Trying to restart the container just adds the process stuck as well. From lxc operation show ID:

id: 5aa7064d-0069-428c-9be4-251b7e4c6203
class: websocket
description: Executing command
created_at: 2021-11-26T04:07:41.579498862Z
updated_at: 2021-11-26T04:07:41.579498862Z
status: Running
status_code: 103

  • /1.0/containers/xlN-blablacontainer
  • /1.0/instances/xlN-blablacontainer
  • /bin/sh
  • -c
  • /bin/sh -c ‘/usr/bin/python3 /root/.ansible/tmp/ansible-tmp-1637899659.1603563-95885-117991861407417/
    && sleep 0’
    HOME: /root
    LANG: C.UTF-8
    PATH: /usr/local/sbin:/usr/local/bin:/usr/sbin:/usr/bin:/sbin:/bin
    USER: root
    “0”: 607757cad07b578e2029838a394baa9a74fba6d82e74c519a9195a52450db1ed
    “1”: b43ac4ad70c5fc0827ee708b6c358c3fb682d1e72072e4bf0073141a7389644e
    “2”: 736d28d6f25ca25971995527e33db40caa299a6aa831f0d1b8efd7c19c9dbaab
    control: 36dae859adf69b51f9df614243bcb68b6cb42812638208c753a5276f0bdeb24b
    interactive: false
    may_cancel: false
    err: “”
    location: none

and container is shown as running in the deamon:
Name: xlN-blablacontainer
Location: none
Remote: unix://
Architecture: x86_64
Created: 2021/09/30 20:30 UTC
Status: Running
Type: container
Profiles: default
Pid: 16835
eth0: inet vethecb9cc0a
eth0: inet6 fe80::216:3eff:fec7:5350 vethecb9cc0a
lo: inet
lo: inet6 ::1

Any idea what might be causing this, or how this can get fixed?
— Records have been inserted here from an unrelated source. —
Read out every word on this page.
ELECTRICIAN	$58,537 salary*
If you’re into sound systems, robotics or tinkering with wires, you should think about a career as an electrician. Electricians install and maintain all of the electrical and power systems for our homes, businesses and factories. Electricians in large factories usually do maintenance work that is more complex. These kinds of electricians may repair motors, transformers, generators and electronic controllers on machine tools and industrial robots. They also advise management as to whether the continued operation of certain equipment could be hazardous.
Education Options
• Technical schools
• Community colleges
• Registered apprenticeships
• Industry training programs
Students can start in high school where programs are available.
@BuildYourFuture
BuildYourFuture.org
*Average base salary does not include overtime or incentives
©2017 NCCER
Dealing with the restart hanging first, are you using the -f flag on restart to perform a forceful restart?

@tomp yeap, tested that well, restarting also get’s hung in the operation list and doesnt proceed neither with the -f flag.

It could be a disk I/O issue, do you see the problem with other containers?

No, it happens randomly in different server, none of them have any IO issues.

The most important question for now, is, can this issue be fixed without having to restart the machine?